Re: Content-Disposition next steps

On 16.12.2010 19:29, Jungshik Shin (신정식, 申政湜) wrote:
>
>
> On Wed, Dec 15, 2010 at 10:58 PM, Maciej Stachowiak <mjs@apple.com
> <mailto:mjs@apple.com>> wrote:
>
>
>     On Dec 15, 2010, at 10:46 PM, Mark Nottingham wrote:
>
>      > Because (if I read the original message correctly -- please
>     correct me if I'm wrong) they're sniffing the UA to do it, and if
>     they do that, they'll presumably adapt their sniffing based upon
>     changes in the browser market (as anyone who sniffs and believes
>     that they don't have to monitor the market tends to get bitten, hard).
>
>
> Yes, gmail sniffs the UA and emits RFC 2047 for Firefox and Chrome and
> RFC 5987 (RFC 2231) for Opera.
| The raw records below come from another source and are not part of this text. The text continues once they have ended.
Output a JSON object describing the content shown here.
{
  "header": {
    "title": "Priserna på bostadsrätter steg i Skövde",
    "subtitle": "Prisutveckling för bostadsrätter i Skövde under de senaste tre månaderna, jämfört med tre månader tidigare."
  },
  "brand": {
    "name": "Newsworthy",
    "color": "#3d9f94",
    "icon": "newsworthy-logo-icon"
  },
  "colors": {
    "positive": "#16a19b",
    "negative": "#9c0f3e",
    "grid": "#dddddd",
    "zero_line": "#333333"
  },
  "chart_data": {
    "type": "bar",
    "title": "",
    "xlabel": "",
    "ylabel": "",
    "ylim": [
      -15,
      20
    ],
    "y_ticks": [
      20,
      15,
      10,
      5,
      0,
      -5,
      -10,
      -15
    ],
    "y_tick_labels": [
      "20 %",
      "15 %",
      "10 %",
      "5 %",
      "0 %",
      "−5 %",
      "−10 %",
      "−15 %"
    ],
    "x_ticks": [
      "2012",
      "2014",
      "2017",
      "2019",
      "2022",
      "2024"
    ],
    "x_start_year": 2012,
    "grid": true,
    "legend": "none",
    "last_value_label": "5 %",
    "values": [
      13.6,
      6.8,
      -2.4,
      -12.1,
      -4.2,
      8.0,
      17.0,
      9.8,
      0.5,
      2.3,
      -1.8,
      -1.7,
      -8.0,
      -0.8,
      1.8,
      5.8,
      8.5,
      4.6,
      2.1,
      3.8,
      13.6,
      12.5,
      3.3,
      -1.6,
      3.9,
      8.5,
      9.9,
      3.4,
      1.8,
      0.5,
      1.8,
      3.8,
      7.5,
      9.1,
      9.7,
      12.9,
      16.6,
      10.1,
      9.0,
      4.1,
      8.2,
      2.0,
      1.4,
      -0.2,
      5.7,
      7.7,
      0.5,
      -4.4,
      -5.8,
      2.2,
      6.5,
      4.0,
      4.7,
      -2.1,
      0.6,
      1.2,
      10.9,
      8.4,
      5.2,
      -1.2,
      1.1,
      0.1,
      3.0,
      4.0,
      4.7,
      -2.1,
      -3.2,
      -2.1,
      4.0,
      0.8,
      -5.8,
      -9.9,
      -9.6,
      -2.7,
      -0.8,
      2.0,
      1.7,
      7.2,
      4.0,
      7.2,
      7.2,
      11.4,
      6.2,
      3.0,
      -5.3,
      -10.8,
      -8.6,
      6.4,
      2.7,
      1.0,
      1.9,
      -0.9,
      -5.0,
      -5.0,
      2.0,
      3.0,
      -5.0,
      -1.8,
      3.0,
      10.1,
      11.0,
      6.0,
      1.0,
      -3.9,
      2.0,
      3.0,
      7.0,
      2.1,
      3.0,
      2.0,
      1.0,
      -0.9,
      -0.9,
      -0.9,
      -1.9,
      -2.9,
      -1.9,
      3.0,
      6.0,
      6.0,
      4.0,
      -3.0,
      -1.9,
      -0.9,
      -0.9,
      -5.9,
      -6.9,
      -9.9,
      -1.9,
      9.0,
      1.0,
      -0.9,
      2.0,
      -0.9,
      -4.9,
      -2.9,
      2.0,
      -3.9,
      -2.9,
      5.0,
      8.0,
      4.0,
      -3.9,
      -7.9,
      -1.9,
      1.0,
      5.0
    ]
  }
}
The change to emit RFC 5987 for Opera was
> made rather recently (before that, non-ASCII characters were just tunred
> to question marks for Opera). Anyway, in case of gmail, it's relatively
> easy to make (at least I used to know where the code is and I hope it's
> still there for me to make a quick change).  Some other google products
> just turns non-ASCII characters to question marks for all the UAs (e.g.
> Google Docs) :-)   Obviously, it's a rather embarrasing bug to fix.

That would be great.

Actually, I'd change to emit RFC5987 for all UAs *except* those which do 
not support it yet (IE, Chrome, Safari).

>     Typically in cases like this you want to get sites to change before
>     breaking them. Often it takes surprisingly long for changes like
>     this to get implemented and pushed in a large-scale site, even for a
>     seemingly simple change.
>
>
> Yes, sites have to change before RFC 2047 support is dropped in Chrome
> and Firefox.

Do we happen to know *which* other sites?